Textile Industry Round Up (14/7/2014 to 19/7/2014)

Published on July 21, 2014

Indian Textile sector is expected to revitalize back its growth model which was extremely popular and successful in the financial year 2013/14. According to commerce ministry, export earnings from textile sector rose from 8.78 percent in previous year to 9.72% in 2013/14. If this growth has not taken place then overall export growth would have been less than 3%for India. Textile was fifth most earning sector for the Indian economy. According to Vardhman textiles the major factors attributed for this growth has been the cheap labor cost and its wide availability. Industry has taken the full advantage of this situation. Depreciation of Indian currency has been exploited by the textile industry and has gained huge margins by making hefty exports to European nations.

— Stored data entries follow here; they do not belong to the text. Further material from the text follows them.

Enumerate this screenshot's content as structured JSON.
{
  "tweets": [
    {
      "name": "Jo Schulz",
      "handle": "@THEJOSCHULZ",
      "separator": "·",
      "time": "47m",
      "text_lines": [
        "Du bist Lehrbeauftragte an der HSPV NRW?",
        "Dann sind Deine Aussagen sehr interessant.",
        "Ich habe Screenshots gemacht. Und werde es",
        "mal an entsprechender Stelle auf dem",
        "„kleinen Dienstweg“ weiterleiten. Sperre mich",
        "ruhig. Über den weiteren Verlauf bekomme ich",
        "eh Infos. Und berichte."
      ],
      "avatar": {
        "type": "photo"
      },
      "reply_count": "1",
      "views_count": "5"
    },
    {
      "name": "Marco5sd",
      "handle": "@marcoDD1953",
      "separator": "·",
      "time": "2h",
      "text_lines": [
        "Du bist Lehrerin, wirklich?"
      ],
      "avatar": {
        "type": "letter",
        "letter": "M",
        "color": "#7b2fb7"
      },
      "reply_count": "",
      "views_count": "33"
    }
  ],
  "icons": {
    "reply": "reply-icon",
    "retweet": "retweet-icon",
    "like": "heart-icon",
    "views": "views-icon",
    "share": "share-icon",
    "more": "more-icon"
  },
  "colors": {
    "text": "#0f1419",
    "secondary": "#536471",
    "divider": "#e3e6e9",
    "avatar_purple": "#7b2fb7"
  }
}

According to recent published report, China suffered by heavy losses in the year 2013/14 due to its stringent policies for cotton and textile industry. Now China has made amendments in its policies and has decided to make it more industry friendly. The benefit of exchange rate has also diminished coupled with sluggish demand from China market. This is high time for the traders and manufacturers to rethink on their policies and have to discover new markets or have to penetrate into existing countries with new product design and attributes. Company has to focus on innovative ideas for product development and come out with new products as the profit margin they enjoyed is likely to narrow down.
This week prices for Styrene, Para Xylene and PTA all witnessed upward trend. Para Xylene prices swept by USD 70/MTS in last week, creating panic among the industries which are making bounty use of this chemical. Reason held for this increase has been the shortage of material and delay in the starting of Para Xylene plants Korea and China.